L’Etat togolais a de puissants logiciels israéliens, acquis à prix d’or, en milliards, pour espionner de paisibles citoyens mais se révèle incapable de traquer les tueurs en série qui endeuillent nos villes et campagnes. Lequel état est celui-ci? Où sont ses services? Où est l’appareil judiciaire? Tous, à l’unanimité, absents. Yémi décide de remplir le vide de l’état. Et ses mots vont droit au but: «ce sont eux (les Kabyè) qui tuent, dans le but de protéger le pouvoir de la famille Gnassingbé … ; dans nos régions, ils s’arrogent des privilèges, détruisant chez les autres communautés activités économiques et titres fonciers … ; il faut que cela cesse …» Voilà les termes; l’auteur dénonce un fait précis imputé à un groupe précis. Il y va avec une persévérance incassable, dont il pulvérise les réseaux sociaux. Peu à peu, se soulève un mouvement qui risque de prendre forme.

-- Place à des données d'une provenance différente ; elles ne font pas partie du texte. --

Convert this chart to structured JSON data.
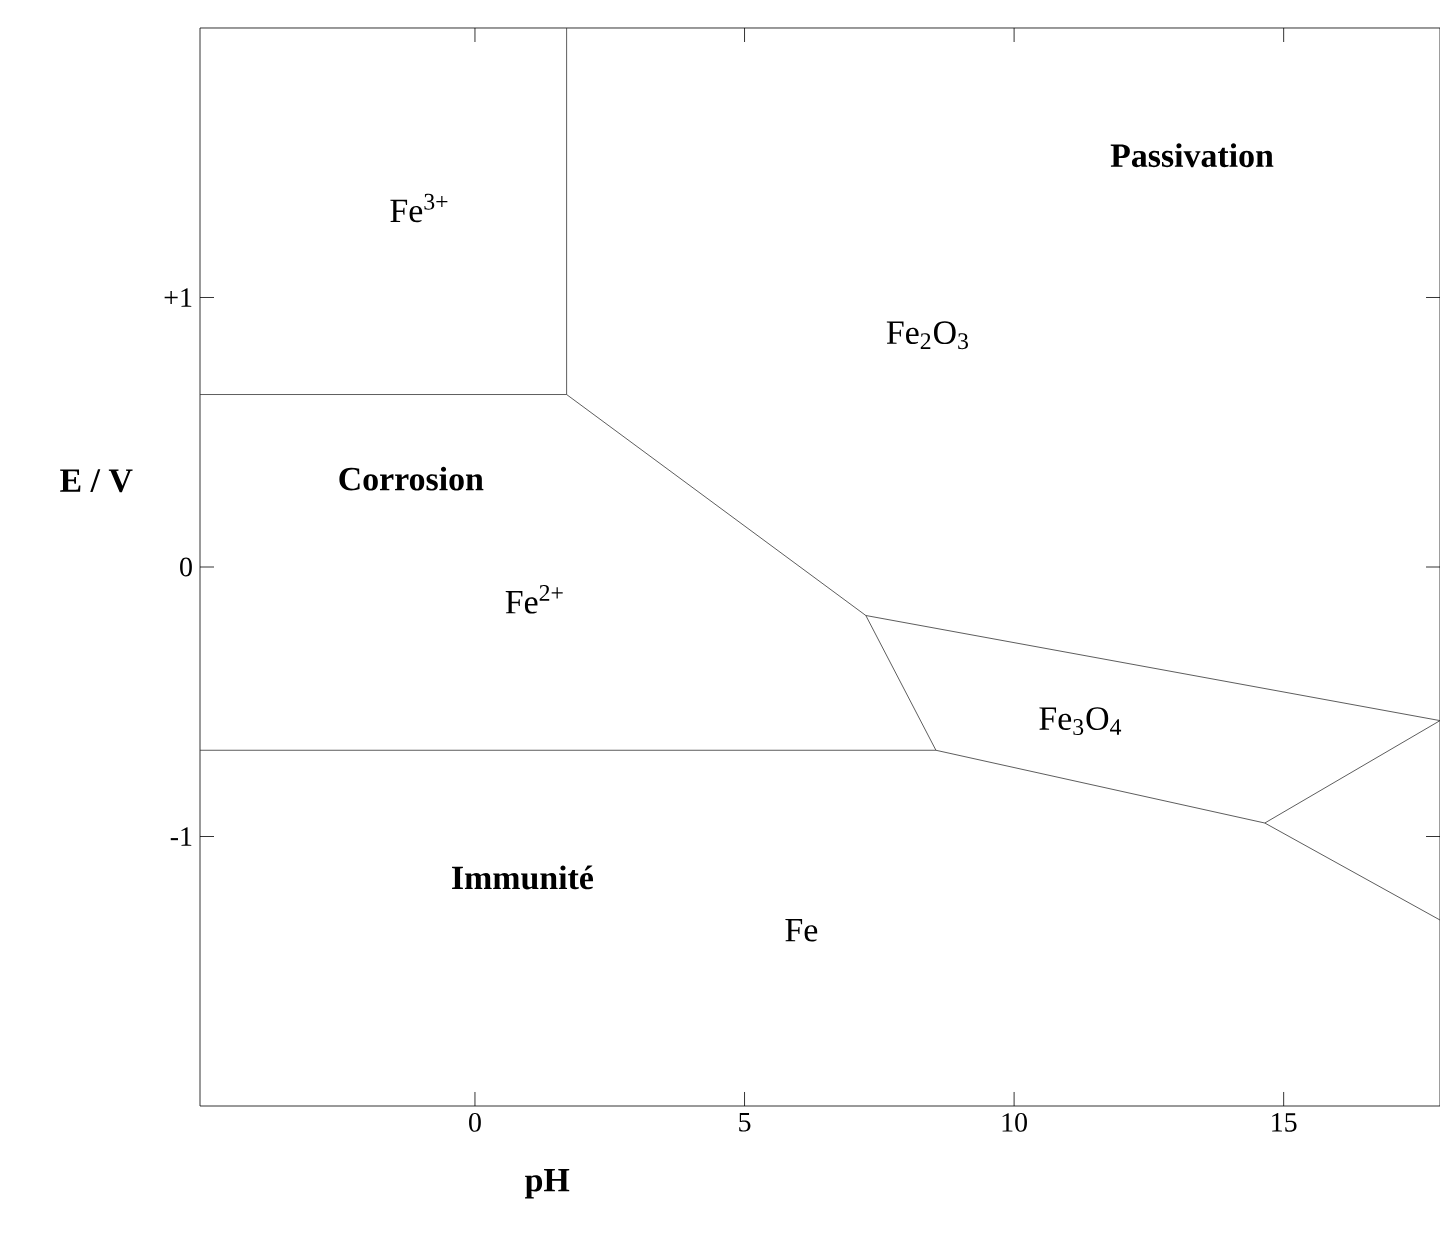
{
  "chart_data": {
    "type": "line",
    "xlabel": "pH",
    "ylabel": "E / V",
    "xlim": [
      -5.1,
      17.9
    ],
    "ylim": [
      -2,
      2
    ],
    "xticks": [
      0,
      5,
      10,
      15
    ],
    "yticks": [
      {
        "value": 1,
        "label": "+1"
      },
      0,
      -1
    ],
    "grid": false,
    "marker": "none",
    "line_style": "solid",
    "series": [
      {
        "color": "#333333",
        "x": [
          -5.1,
          1.7,
          1.7
        ],
        "values": [
          0.64,
          0.64,
          2
        ]
      },
      {
        "color": "#333333",
        "x": [
          1.7,
          7.25,
          8.55
        ],
        "values": [
          0.64,
          -0.18,
          -0.68
        ]
      },
      {
        "color": "#333333",
        "x": [
          -5.1,
          8.55,
          14.65,
          17.9
        ],
        "values": [
          -0.68,
          -0.68,
          -0.95,
          -1.31
        ]
      },
      {
        "color": "#333333",
        "x": [
          7.25,
          17.9,
          14.65
        ],
        "values": [
          -0.18,
          -0.57,
          -0.95
        ]
      }
    ],
    "annotations": [
      "Fe$^{3+}$",
      "Passivation",
      "Fe$_{2}$O$_{3}$",
      "Corrosion",
      "Fe$^{2+}$",
      "Fe$_{3}$O$_{4}$",
      "Immunité",
      "Fe"
    ]
  }
}
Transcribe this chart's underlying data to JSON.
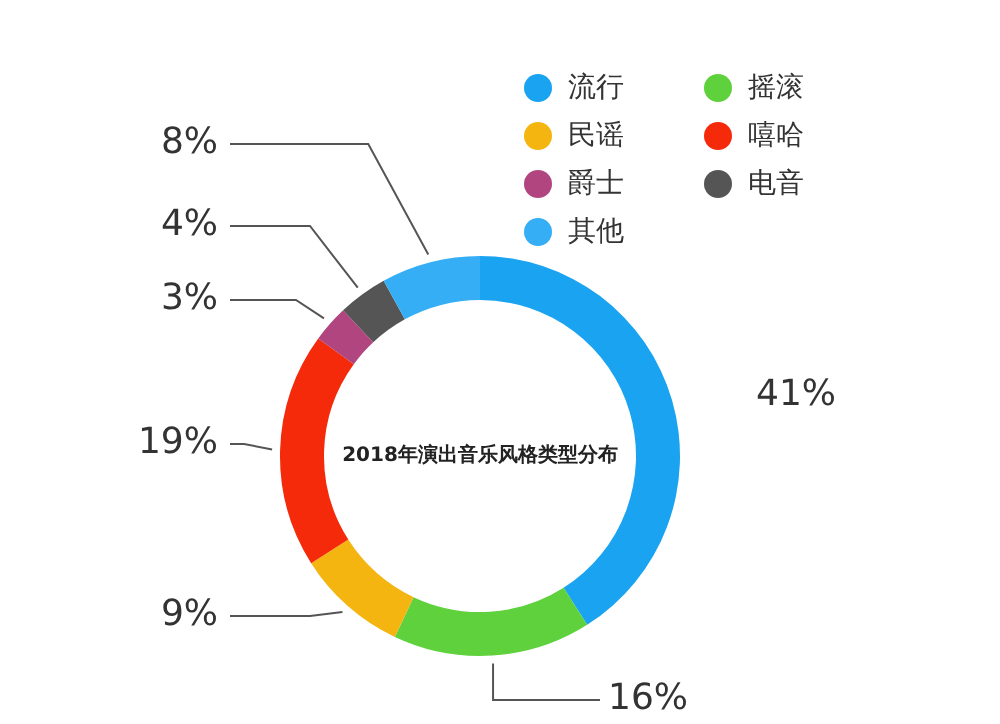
{
  "chart_data": {
    "type": "donut",
    "title": "2018年演出音乐风格类型分布",
    "categories": [
      "流行",
      "摇滚",
      "民谣",
      "嘻哈",
      "爵士",
      "电音",
      "其他"
    ],
    "values": [
      41,
      16,
      9,
      19,
      3,
      4,
      8
    ],
    "colors": [
      "#1aa3f0",
      "#5fd13c",
      "#f5b511",
      "#f42a0a",
      "#b0457f",
      "#555555",
      "#35aef5"
    ],
    "value_labels": [
      "41%",
      "16%",
      "9%",
      "19%",
      "3%",
      "4%",
      "8%"
    ],
    "legend": "top right"
  }
}
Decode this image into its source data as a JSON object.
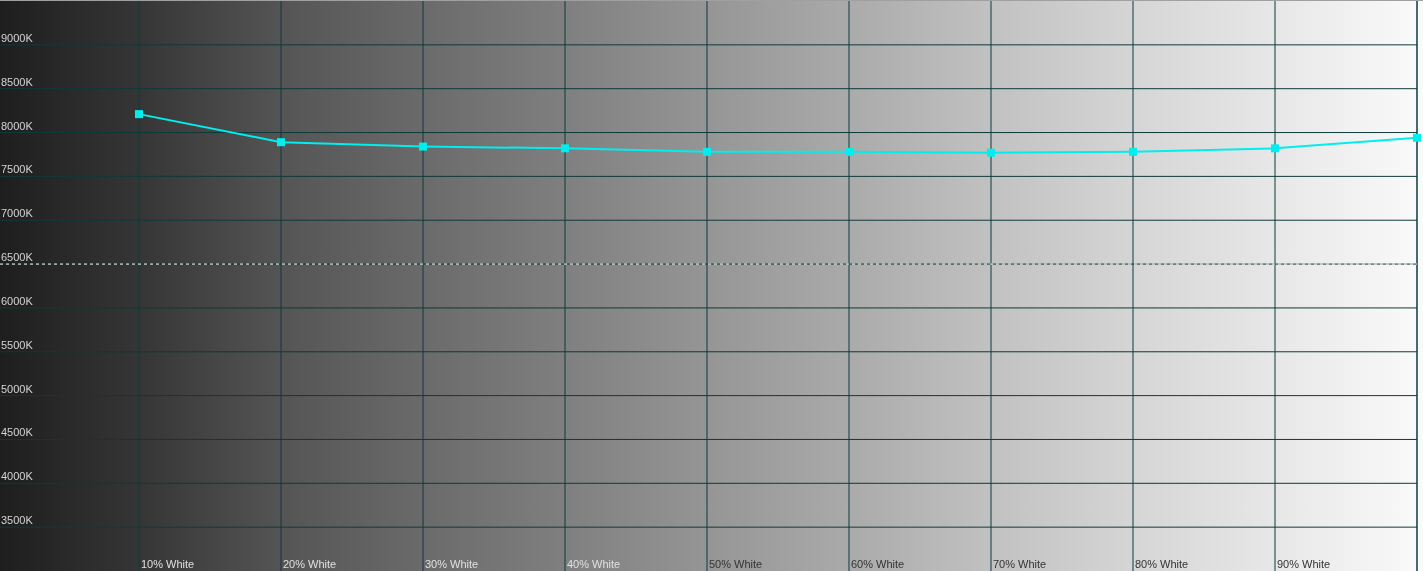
{
  "chart_data": {
    "type": "line",
    "categories": [
      "10% White",
      "20% White",
      "30% White",
      "40% White",
      "50% White",
      "60% White",
      "70% White",
      "80% White",
      "90% White",
      null
    ],
    "series": [
      {
        "color": "#00eeee",
        "values": [
          8210,
          7890,
          7840,
          7820,
          7780,
          7780,
          7770,
          7780,
          7820,
          7940
        ]
      }
    ],
    "ylim": [
      3000,
      9500
    ],
    "yticks": [
      {
        "value": 3500,
        "label": "3500K"
      },
      {
        "value": 4000,
        "label": "4000K"
      },
      {
        "value": 4500,
        "label": "4500K"
      },
      {
        "value": 5000,
        "label": "5000K"
      },
      {
        "value": 5500,
        "label": "5500K"
      },
      {
        "value": 6000,
        "label": "6000K"
      },
      {
        "value": 6500,
        "label": "6500K"
      },
      {
        "value": 7000,
        "label": "7000K"
      },
      {
        "value": 7500,
        "label": "7500K"
      },
      {
        "value": 8000,
        "label": "8000K"
      },
      {
        "value": 8500,
        "label": "8500K"
      },
      {
        "value": 9000,
        "label": "9000K"
      }
    ],
    "grid": true,
    "marker": "square",
    "ref_lines": [
      {
        "axis": "y",
        "value": 6500,
        "line_style": "dashed",
        "color": "#ffffff"
      }
    ]
  }
}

Le ton de Yémi peut paraître trop cru, trop cinglant et porteur d’un vénin dangereux. A première vue. Cela ressemble en effet à une incitation à la haine tribale. Donc condamnable. En Afrique, de tels propos peuvent provoquer des secousses! Mais que cela ne soit point un obstacle! Il faut quand même avouer qu’un problème Kabyè existe. Bel et bien. L’origine se trouve dans notre histoire. Pour la conservation du pouvoir, la famille Gnassingbé a utilisé abusivement le rampart ethnique et, ce faisant, propagé des frustrations dans la population. Tout le pays est touché. Lorsqu’on cherche le fond des propos du compatriote, en rapport avec le schéma et le caractère des crimes, émerge forcément dans l’esprit un douloureux constat qui interpelle, qui appelle à une réflexion collective, à une méditation sérieuse et, davantage, à une action réformatrice vigoureuse que doivent entreprendre les officiels.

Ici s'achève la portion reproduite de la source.